Luego, Pete preguntó al hombre:

—Usted es un indio, ¿verdad?

—Sí. Procedo del pueblo de Yumatán, en las montañas de Nuevo Méjico, próximas a Agua Verde. Probablemente, nunca habéis oído hablar de mi tribu. Es muy pequeña, ya que no quedan más que unas pocas familias.

Indy les explicó que, cuando él era muchacho, una larga sequía obligó a la tribu a marchar de la reserva. Muchos indios se fueron a tierras lejanas y no regresaron más. Pero un pequeño grupo, en el cual iban varios familiares de Indy, regresó al cabo de diez años, cuando el gobierno había abierto un pozo, proporcionando así buen abastecimiento de agua.

—¿Usted no volvió con ellos? —preguntó Pete.

—No. Por entonces yo era un gran jugador de liga. Pero cuando me retiré hace cinco años volví con mi familia. Ellos buscaban en aquella época una mina de turquesas azules que en otros tiempos había proporcionado al pueblo una buena renta. Quedó enterrada hace muchos años, en un desprendimiento de tierras que siguió al deshielo de las nieves de las montañas.

»Pero mi pueblo todavía sueña con encontrarla —añadió Indy, con un suspiro.

Y siguió contando a los Hollister que había decidido dejar la reserva e instalarse en Shoreham para dedicarse a la venta de artículos hechos por los indios. Muchos de esos artículos los recibía de los yumatanes. Tanto Pete como Pam desearon a Indy que su pueblo encontrase la mina de turquesas.

—Ahora tenemos que irnos —añadió la niña.

Indy les dio las gracias por haberle devuelto su perro y les despidió con la mano, mientras los dos hermanos pedaleaban en sus bicicletas. Durante todo el camino a casa fueron hablando de la mina desaparecida.
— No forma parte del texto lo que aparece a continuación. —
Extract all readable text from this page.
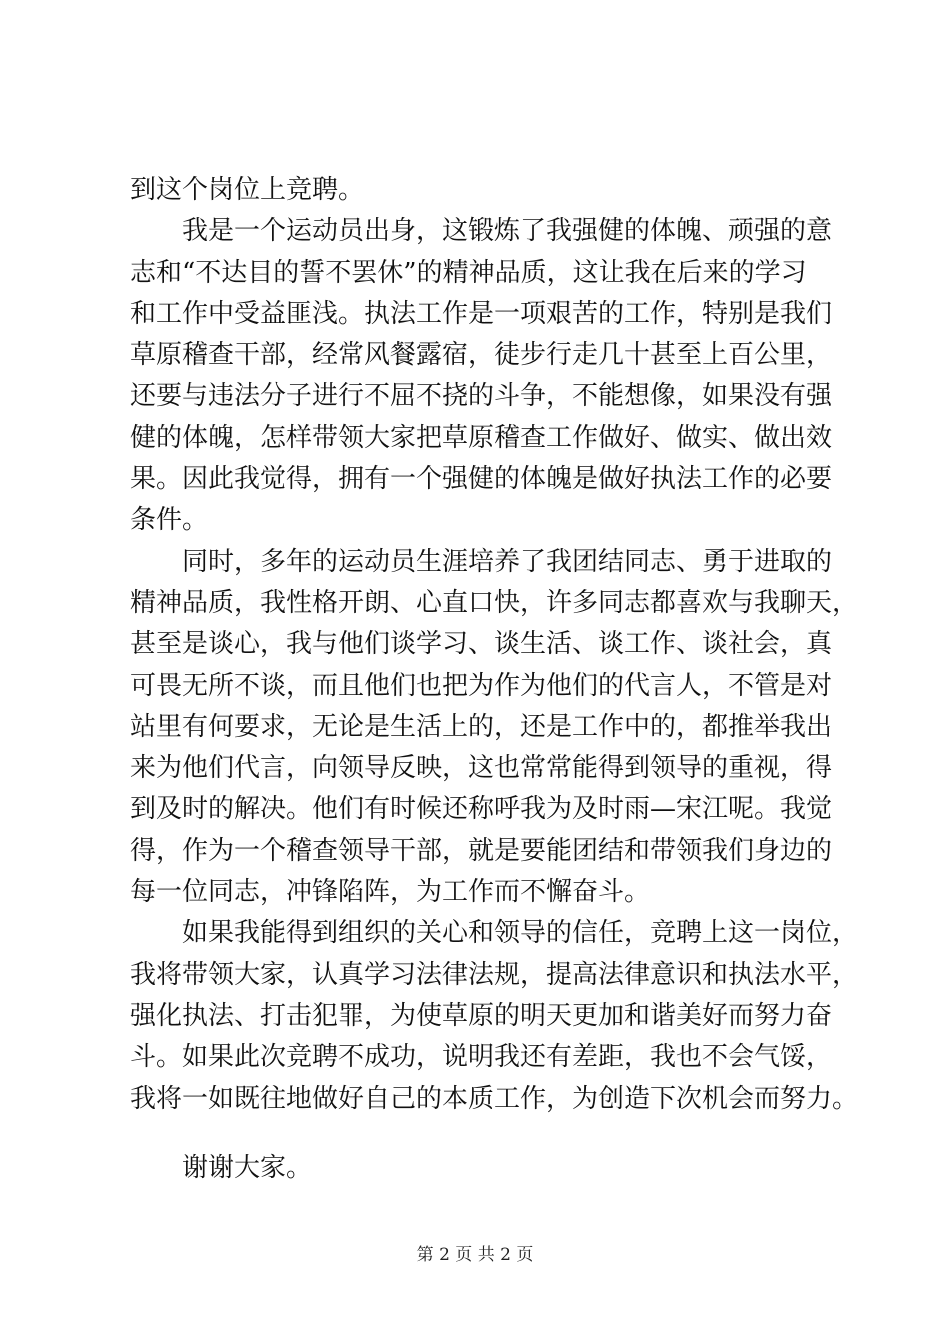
到这个岗位上竞聘。
我是一个运动员出身，这锻炼了我强健的体魄、顽强的意
志和“不达目的誓不罢休”的精神品质，这让我在后来的学习
和工作中受益匪浅。执法工作是一项艰苦的工作，特别是我们
草原稽查干部，经常风餐露宿，徒步行走几十甚至上百公里，
还要与违法分子进行不屈不挠的斗争，不能想像，如果没有强
健的体魄，怎样带领大家把草原稽查工作做好、做实、做出效
果。因此我觉得，拥有一个强健的体魄是做好执法工作的必要
条件。
同时，多年的运动员生涯培养了我团结同志、勇于进取的
精神品质，我性格开朗、心直口快，许多同志都喜欢与我聊天，
甚至是谈心，我与他们谈学习、谈生活、谈工作、谈社会，真
可畏无所不谈，而且他们也把为作为他们的代言人，不管是对
站里有何要求，无论是生活上的，还是工作中的，都推举我出
来为他们代言，向领导反映，这也常常能得到领导的重视，得
到及时的解决。他们有时候还称呼我为及时雨—宋江呢。我觉
得，作为一个稽查领导干部，就是要能团结和带领我们身边的
每一位同志，冲锋陷阵，为工作而不懈奋斗。
如果我能得到组织的关心和领导的信任，竞聘上这一岗位，
我将带领大家，认真学习法律法规，提高法律意识和执法水平，
强化执法、打击犯罪，为使草原的明天更加和谐美好而努力奋
斗。如果此次竞聘不成功，说明我还有差距，我也不会气馁，
我将一如既往地做好自己的本质工作，为创造下次机会而努力。
谢谢大家。
第 2 页 共 2 页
—¡Imagínate! ¡Un tesoro enterrado en las montañas! —exclamó Pete, mientras enfilaban la calle de su casa.

—¡Y los pobrecillos indios sin poder encontrarlo!

—Pam, ¿no sería estupendo que…?

—¡Escucha! —le interrumpió su hermana, al oír el mismo ruido que una hora antes.

Los niños volvieron la cabeza. ¡El pobre «Zip» corría tras ellos con una lata atada al rabo!